High-risk populations have been targeted for vaccination as well as Detroit city workers who routinely cross paths with the high-risk, or have the potential to contaminate water supplies or otherwise spread the disease. The vaccination effort has been expanded now to include the vaccination of food service workers.
In Detroit, city officials have denied that the high death rate has been a result of the hepatitis A outbreak. Khaldun has claimed that of the 8 deaths in Detroit, it cannot be stated that all 8 individuals died from hepatitis A. However, all 8 individuals were infected with the recent strain of hepatitis A, as well as the 12 other reported deaths throughout the state.

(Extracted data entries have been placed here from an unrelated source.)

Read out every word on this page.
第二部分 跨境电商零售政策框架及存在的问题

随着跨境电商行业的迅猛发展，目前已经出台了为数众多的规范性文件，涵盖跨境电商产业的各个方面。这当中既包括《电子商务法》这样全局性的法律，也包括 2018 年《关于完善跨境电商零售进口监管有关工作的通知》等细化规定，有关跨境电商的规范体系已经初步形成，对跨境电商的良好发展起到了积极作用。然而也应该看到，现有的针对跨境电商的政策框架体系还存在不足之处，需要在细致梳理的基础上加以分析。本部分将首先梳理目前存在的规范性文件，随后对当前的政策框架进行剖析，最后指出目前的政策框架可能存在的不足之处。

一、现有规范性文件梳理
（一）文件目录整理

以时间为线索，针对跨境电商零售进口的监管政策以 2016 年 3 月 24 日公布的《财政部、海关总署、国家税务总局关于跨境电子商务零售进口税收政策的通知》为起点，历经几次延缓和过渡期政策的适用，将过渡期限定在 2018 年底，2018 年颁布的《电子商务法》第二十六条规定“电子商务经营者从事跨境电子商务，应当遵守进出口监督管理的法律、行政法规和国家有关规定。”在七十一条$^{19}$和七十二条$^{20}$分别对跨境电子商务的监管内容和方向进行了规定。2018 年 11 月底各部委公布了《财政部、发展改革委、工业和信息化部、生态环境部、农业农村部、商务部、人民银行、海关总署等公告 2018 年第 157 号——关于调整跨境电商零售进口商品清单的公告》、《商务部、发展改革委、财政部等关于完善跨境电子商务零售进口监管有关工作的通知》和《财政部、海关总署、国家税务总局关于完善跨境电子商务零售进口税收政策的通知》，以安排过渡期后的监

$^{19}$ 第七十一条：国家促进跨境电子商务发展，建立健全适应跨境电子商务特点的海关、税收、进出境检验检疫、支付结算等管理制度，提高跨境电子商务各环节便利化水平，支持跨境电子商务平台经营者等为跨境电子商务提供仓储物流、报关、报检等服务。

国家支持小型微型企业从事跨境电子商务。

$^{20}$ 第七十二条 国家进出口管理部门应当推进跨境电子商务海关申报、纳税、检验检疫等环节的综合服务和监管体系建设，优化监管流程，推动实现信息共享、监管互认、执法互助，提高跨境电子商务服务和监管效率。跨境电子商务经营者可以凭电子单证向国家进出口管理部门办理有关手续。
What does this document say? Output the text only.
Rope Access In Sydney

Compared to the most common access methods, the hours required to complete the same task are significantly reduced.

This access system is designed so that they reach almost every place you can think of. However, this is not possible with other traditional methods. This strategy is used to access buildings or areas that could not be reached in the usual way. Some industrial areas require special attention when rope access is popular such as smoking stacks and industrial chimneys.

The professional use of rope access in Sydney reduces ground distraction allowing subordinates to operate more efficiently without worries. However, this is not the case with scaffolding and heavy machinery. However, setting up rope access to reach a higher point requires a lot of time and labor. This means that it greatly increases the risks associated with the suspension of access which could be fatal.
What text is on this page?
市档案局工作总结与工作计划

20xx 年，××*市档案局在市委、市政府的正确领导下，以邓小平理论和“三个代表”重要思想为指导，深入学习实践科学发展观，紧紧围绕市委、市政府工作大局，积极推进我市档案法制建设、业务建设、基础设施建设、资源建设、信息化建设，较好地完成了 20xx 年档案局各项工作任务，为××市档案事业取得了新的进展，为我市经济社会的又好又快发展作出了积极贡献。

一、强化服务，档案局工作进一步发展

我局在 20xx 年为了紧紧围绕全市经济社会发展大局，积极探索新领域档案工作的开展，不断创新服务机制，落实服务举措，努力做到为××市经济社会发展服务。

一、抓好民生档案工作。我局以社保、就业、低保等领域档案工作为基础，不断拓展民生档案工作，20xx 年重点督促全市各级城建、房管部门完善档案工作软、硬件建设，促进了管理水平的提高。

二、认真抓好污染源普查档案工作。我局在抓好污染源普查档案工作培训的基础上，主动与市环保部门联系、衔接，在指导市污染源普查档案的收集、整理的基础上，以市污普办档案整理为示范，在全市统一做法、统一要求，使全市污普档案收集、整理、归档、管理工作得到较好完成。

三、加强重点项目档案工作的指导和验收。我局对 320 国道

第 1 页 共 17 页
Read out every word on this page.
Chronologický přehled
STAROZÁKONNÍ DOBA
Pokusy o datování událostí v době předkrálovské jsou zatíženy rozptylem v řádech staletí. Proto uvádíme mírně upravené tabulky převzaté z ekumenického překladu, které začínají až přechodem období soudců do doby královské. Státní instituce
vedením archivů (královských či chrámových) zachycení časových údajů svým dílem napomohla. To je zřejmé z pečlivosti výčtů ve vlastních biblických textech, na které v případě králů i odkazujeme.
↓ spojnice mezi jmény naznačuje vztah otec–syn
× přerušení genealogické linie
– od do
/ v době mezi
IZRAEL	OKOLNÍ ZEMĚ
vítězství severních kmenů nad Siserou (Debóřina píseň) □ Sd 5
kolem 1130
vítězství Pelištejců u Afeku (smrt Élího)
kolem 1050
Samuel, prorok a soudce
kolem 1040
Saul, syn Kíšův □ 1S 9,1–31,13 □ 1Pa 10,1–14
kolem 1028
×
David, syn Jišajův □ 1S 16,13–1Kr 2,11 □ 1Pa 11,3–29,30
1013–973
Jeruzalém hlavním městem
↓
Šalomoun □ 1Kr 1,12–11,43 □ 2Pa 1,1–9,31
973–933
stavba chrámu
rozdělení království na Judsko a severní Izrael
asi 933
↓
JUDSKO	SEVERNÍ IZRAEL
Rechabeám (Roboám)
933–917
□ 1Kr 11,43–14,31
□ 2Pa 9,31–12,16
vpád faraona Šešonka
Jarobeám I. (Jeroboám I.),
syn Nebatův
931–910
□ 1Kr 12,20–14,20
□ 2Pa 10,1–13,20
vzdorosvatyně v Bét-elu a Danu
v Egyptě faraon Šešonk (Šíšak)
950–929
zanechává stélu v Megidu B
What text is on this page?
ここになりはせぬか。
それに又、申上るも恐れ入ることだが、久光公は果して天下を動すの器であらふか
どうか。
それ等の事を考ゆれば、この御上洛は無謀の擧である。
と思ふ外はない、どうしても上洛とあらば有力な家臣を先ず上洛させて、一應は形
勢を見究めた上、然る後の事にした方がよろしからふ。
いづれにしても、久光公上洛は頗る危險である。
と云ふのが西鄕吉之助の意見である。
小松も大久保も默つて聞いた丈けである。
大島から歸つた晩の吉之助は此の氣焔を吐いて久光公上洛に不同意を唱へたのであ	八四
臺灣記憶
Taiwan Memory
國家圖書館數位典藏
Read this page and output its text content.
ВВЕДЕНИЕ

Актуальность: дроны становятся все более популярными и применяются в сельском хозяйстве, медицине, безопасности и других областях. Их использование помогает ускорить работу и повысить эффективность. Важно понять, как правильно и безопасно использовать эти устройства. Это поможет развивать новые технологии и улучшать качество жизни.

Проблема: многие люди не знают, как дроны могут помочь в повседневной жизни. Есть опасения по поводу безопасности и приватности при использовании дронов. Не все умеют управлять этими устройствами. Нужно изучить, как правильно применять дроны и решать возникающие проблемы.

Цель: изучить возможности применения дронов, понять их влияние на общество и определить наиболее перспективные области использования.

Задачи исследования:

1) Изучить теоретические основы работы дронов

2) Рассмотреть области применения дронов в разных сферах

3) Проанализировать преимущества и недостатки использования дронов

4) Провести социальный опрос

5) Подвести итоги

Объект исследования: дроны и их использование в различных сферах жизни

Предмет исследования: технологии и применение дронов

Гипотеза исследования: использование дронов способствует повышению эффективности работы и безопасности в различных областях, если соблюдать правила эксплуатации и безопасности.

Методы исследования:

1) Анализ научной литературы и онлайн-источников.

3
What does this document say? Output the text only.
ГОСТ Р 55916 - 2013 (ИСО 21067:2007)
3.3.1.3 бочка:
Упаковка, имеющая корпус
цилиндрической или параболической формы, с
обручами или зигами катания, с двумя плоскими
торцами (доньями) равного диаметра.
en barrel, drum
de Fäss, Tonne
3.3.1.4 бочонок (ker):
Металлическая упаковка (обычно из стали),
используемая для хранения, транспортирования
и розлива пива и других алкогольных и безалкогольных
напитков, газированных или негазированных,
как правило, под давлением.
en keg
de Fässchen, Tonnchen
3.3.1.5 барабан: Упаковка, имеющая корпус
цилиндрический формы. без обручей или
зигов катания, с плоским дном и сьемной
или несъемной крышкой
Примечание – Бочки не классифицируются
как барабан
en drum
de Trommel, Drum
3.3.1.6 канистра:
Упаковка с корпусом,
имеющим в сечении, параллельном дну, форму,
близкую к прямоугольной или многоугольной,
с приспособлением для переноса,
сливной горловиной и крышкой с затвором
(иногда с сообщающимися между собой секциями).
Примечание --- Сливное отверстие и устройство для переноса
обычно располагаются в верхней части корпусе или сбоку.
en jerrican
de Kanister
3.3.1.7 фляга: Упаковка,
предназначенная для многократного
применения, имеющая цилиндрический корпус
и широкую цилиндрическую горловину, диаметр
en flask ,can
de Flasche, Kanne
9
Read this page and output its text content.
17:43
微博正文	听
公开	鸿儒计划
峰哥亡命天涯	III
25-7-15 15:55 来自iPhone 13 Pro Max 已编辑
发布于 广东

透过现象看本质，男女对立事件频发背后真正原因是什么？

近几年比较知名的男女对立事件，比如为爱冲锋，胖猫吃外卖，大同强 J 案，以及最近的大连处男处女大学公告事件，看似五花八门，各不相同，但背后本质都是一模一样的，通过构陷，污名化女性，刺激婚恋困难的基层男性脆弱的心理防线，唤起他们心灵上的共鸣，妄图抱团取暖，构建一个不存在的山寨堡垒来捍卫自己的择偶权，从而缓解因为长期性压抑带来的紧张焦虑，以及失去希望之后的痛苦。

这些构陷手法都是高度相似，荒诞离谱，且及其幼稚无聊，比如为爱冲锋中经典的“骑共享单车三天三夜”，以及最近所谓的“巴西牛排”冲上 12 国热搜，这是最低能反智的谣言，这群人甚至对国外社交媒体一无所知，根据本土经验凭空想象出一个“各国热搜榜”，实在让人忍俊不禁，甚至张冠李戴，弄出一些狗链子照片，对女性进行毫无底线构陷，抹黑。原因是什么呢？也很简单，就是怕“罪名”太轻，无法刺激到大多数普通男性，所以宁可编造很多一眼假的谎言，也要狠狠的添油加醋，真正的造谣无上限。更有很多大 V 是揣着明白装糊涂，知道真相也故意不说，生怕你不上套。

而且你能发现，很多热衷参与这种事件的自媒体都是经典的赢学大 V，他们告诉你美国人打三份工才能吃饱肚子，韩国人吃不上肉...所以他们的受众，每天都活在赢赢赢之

Khaldun also stated that mass sanitation efforts, like the sanitization of sidewalks in San Diego, are not worth conducting in Southeast Michigan because the high-risk population is more dispersed. In addition, Khaldun denied any connection between the mass water shutoffs that the city of Detroit has conducted over the last few years, and the spread of the disease.
Earlier this year in July, however, a panel of experts gathered at the Wayne State University (WSU) Law School in Detroit to call for a declaration of a public health emergency in the city. This was done after a study conducted by Henry Ford Hospital researchers examined samples from hospital patients with skin and soft tissue infections and water-borne bacterial infections.
The study, which was performed by three Henry Ford researchers using block-level address data, analyzed 37,441 cases of water-borne illness in Detroit and compared those cases with Detroit addresses whose water was shut off during the same time period.
It was found that patients diagnosed with skin and soft tissue diseases were 1.48 times more likely to live on a block that experienced water shutoffs. Despite denials about the conclusiveness of the study several doctors, educators, civil rights advocates and a city resident called for the declaration of a public health emergency.
“Water-related diseases are now occurring in Detroit as the result of water shutoffs,” stated Dr. Wendy Johnson, clinical assistant professor at the University of Washington, at the conference at WSU. “Access to clean and safe water is a basic human right that is essential from a public health standpoint to prevent infectious diseases. We have run out of time and solutions must be immediate.”
Johnson went on to explain that people without access to water tend to wash their hands less frequently and are, consequently, at higher risk of contagious diseases and water-borne illness, such as methicillin-resistant staphylococcus aureus, or MRSA. Those cut off from clean drinking water suffer more from dehydration, which puts diabetics and heart disease patients at higher risk of serious illness, she said.